Talk Like a Bahamian: Island Terms and Phrases
Posted by: Nassau Paradise Island on July 8, 2015
English is spoken everywhere in The Bahamas, but when you travel here, you’ll notice right away that locals speak with a pleasing Island dialect. You certainly won’t need to bring your Rosetta Stone to Nassau Paradise Island in order to communicate, but it’s fun to brush up on a bit of the local language before you visit!
While British English is the first language of The Bahamas, you’ll also hear accents influenced by various African languages and Haitian Creole. With a rich history and blend of different cultures, The Bahamas enjoys a dialect that’s truly unique to this part of the world.
Here are some commonly used terms and phrases that you might encounter in The Bahamas.

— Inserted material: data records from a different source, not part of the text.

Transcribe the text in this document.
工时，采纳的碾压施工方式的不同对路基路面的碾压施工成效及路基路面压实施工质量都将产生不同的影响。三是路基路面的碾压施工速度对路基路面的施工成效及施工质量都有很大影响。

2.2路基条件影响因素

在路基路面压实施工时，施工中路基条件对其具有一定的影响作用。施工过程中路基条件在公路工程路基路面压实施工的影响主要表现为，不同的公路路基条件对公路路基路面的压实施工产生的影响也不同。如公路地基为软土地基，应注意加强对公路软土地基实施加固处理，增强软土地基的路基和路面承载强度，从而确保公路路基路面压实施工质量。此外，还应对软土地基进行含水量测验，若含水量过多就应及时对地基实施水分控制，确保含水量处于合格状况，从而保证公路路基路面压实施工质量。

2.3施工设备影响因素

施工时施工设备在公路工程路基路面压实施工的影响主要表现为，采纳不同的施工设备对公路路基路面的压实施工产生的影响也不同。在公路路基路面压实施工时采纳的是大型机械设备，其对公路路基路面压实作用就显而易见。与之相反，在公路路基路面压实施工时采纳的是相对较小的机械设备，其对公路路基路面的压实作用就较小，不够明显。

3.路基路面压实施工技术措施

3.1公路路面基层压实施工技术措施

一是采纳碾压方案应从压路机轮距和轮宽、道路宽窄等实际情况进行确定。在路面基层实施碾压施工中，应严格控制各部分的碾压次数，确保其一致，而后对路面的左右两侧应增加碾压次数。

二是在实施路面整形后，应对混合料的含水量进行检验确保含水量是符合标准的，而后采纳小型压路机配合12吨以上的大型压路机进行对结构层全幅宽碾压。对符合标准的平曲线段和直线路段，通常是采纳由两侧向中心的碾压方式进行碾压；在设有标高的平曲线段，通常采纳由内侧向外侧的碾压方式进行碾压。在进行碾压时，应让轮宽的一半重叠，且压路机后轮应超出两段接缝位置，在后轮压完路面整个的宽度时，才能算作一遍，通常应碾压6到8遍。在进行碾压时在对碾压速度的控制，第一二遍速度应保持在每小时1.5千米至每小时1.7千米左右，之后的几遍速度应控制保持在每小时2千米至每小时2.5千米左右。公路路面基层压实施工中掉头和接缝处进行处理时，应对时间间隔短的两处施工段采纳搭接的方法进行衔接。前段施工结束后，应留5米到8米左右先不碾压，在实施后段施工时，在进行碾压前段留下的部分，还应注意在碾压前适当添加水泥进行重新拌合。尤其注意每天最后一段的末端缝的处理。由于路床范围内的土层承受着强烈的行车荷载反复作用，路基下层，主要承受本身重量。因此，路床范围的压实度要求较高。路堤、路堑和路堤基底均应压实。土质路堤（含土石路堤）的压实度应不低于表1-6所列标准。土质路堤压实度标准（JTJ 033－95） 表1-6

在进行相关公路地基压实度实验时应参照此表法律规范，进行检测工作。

What da wybe is?: This is a popular greeting used primarily among younger Bahamians that means “What’s up?” or “What’s going on?” However, if you hear reference to someone “wybin’”, they’re having a disagreement or argument, and a “wybe” is a problem or bad situation.
Een nothin’: A common reply to “what da wybe is?”, this means “nothing much!”
Switcha: If it’s a hot day and someone offers you a glass of switcha, don’t refuse! “Switcha” is the Bahamian word for lemonade. In The Bahamas, it’s commonly made with limes instead of lemons. Either way, it’ll be delicious and refreshing!
Well Mudda Sick!: Bahamians use this phrase to express surprise or excitement, similar to saying “you’re kidding!” Often it’s also shortened to “Mudda Sick!”
Dem: This is a word Bahamians may use to refer to a group of people. For example, if you hear “David’s eating at the Fish Fry with Johnny dem”, it would mean David’s eating with Johnny and others.
Jitney: Hop on the jitney to get from one part of the island to another – “jitney” is the slang term for the bus. You can ask the driver to let you off the jitney at any time. The public jitney costs $1.25 for adults and $1 for children. Don’t look for a bus timetable – they run every few minutes from 6:00 a.m. to 6:30 p.m., but there’s no set schedule.
Jam up: If the restaurant is “jam up” you might not get a seat! This is a Bahamian slang term for crowded or full.
Potcake: A potcake isn’t an after-dinner treat, as you might expect, but rather a stray dog. Potcakes are generally mixed breeds and got their nickname from being fed leftovers or scraps from the cooking pot at the end of a meal.
Tings: “Tings” means “things”, “tanks” means “thanks” – in Bahamian dialect, the “h” often gets dropped.